A separate publication from the STICH trial reported on quality-of-life (QOL) outcomes. (11) The main QOL outcome measure used was the Kansas City Cardiomyopathy Questionnaire (KCCQ), which is a 23-item scale meant to measure the effect of heart failure symptoms on QOL. Secondary QOL measures included the Seattle Angina Questionnaire, the short form (SF)-12, the CES-D depression measure, the Cardiac Self-Efficacy Questionnaire, and the EuroQoL 5-D. The questionnaires were administered at baseline and 4, 12, 24, and 36 months post-randomization. Available numbers of patients at each time point were 991, 897, 828, 751, and 669, respectively. Scores on the KCCQ QOL measures improved for both groups to a similar degree; there was no incremental benefit for the SVR group compared to the CABG alone group. Similarly, there were no group differences noted on any of the secondary QOL measures.

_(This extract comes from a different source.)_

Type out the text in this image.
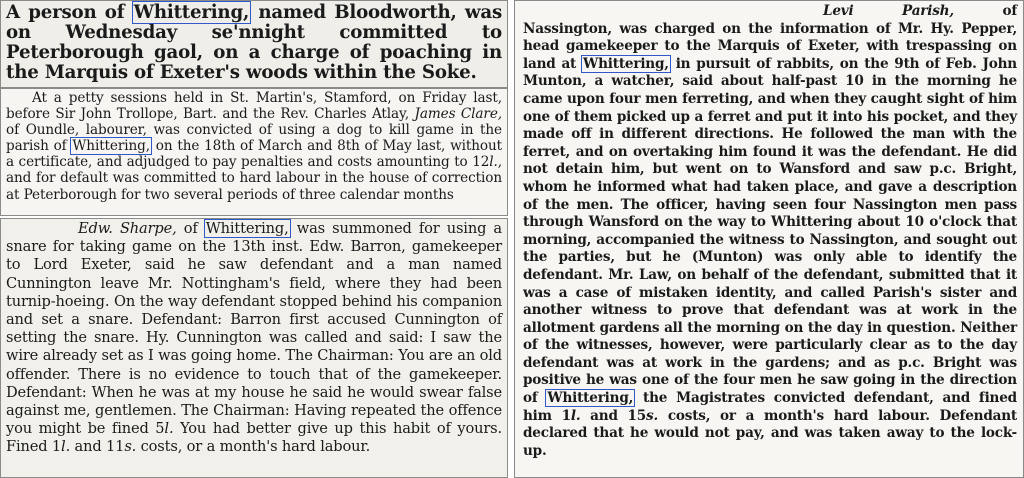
A person of Whittering, named Bloodworth, was on Wednesday se'nnight committed to Peterborough gaol, on a charge of poaching in the Marquis of Exeter's woods within the Soke.

At a petty sessions held in St. Martin's, Stamford, on Friday last, before Sir John Trollope, Bart. and the Rev. Charles Atlay, James Clare, of Oundle, labourer, was convicted of using a dog to kill game in the parish of Whittering, on the 18th of March and 8th of May last, without a certificate, and adjudged to pay penalties and costs amounting to 12l., and for default was committed to hard labour in the house of correction at Peterborough for two several periods of three calendar months

Edw. Sharpe, of Whittering, was summoned for using a snare for taking game on the 13th inst. Edw. Barron, gamekeeper to Lord Exeter, said he saw defendant and a man named Cunnington leave Mr. Nottingham's field, where they had been turnip-hoeing. On the way defendant stopped behind his companion and set a snare. Defendant: Barron first accused Cunnington of setting the snare. Hy. Cunnington was called and said: I saw the wire already set as I was going home. The Chairman: You are an old offender. There is no evidence to touch that of the gamekeeper. Defendant: When he was at my house he said he would swear false against me, gentlemen. The Chairman: Having repeated the offence you might be fined 5l. You had better give up this habit of yours. Fined 1l. and 11s. costs, or a month's hard labour.

Levi Parish, of Nassington, was charged on the information of Mr. Hy. Pepper, head gamekeeper to the Marquis of Exeter, with trespassing on land at Whittering, in pursuit of rabbits, on the 9th of Feb. John Munton, a watcher, said about half-past 10 in the morning he came upon four men ferreting, and when they caught sight of him one of them picked up a ferret and put it into his pocket, and they made off in different directions. He followed the man with the ferret, and on overtaking him found it was the defendant. He did not detain him, but went on to Wansford and saw p.c. Bright, whom he informed what had taken place, and gave a description of the men. The officer, having seen four Nassington men pass through Wansford on the way to Whittering about 10 o'clock that morning, accompanied the witness to Nassington, and sought out the parties, but he (Munton) was only able to identify the defendant. Mr. Law, on behalf of the defendant, submitted that it was a case of mistaken identity, and called Parish's sister and another witness to prove that defendant was at work in the allotment gardens all the morning on the day in question. Neither of the witnesses, however, were particularly clear as to the day defendant was at work in the gardens; and as p.c. Bright was positive he was one of the four men he saw going in the direction of Whittering, the Magistrates convicted defendant, and fined him 1l. and 15s. costs, or a month's hard labour. Defendant declared that he would not pay, and was taken away to the lock-up.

A second RCT was published in 2011 by Marchenko et al. (12) This was a study performed in Russia of 236 patients with ischemic heart failure who were randomized to CABG alone or CABG + SVR. The mean follow-up was 31+13 months. Outcome measures reported were perioperative mortality and survival at 1-, 2-, and 3-year follow-up. Perioperative mortality was 5.8% in the CABG alone group compared with 3.5% in the CABG + SVR group (p=NS, statistical tests not reported). Survival at 1 and 3 years was 95% and 78%, respectively, in the CABG + SVR group, compared with 83% and 78%, respectively, in the CABG alone group (statistical tests not reported). There were reductions in New York Heart Association (NYHA) functional class and angina class for both groups after surgery, but between-group statistical testing was not reported. For example, the NYHA functional class decreased in the CABG + SVR from 3.1+0.4 at baseline to 2.2+0.6 at 3 years, compared with a decrease in the CABG alone group from 2.9+0.5 to 2.4+0.9.

Uncontrolled Studies

Athanasuleas and colleagues from the RESTORE Group, reported on early and 3-year outcomes in 662 patients who underwent SVR following anterior MI during the period of January 1998 to July 2000. (5) In addition to SVR, patients also concomitantly underwent CABG (92%), mitral repair (22%), and mitral replacement (3%). The authors reported overall mortality during hospitalization was 7.7%; postoperative ejection fractions increased from 29.7% + 11.3% to 40.0% + 12.3% (p<0.05). The survival rate and freedom from hospitalization for heart failure at 3 years was 89.4% + 1.3% and 88.7%, respectively. In a separate publication on 439 patients from the RESTORE Group, Athanasuleas and coworkers reported outcomes improved in patients with lower patient age, higher ejection fractions, and lack of need for mitral valve replacement. (6)

Mickleborough and colleagues reported on 285 patients who underwent SVR by a single surgeon for class III or IV heart failure, angina, or ventricular tachyarrhythmia during the period of 1983 to 2002. (13) In addition to SVR, patients also concomitantly underwent CABG (93%), patch septoplasty (22%), arrhythmia ablation (41%), mitral repair (3%), and mitral replacement (3%). SVR was performed on the beating heart in 7% of patients. The authors reported hospital mortality of 2.8%; postoperative ejection fractions increased 10% + 9% from 24% + 11% (p<0.000), and symptom class in 140 patients improved 1.3 + 1.1 functional class per patient. Patients were followed for up to 19 years (mean, 63 + 48 months), and overall actuarial survival was reported as 92%, 82%, and 62% at 1, 5, and 10 years, respectively. The authors suggested wall-thinning should be used as a criterion for patient selection.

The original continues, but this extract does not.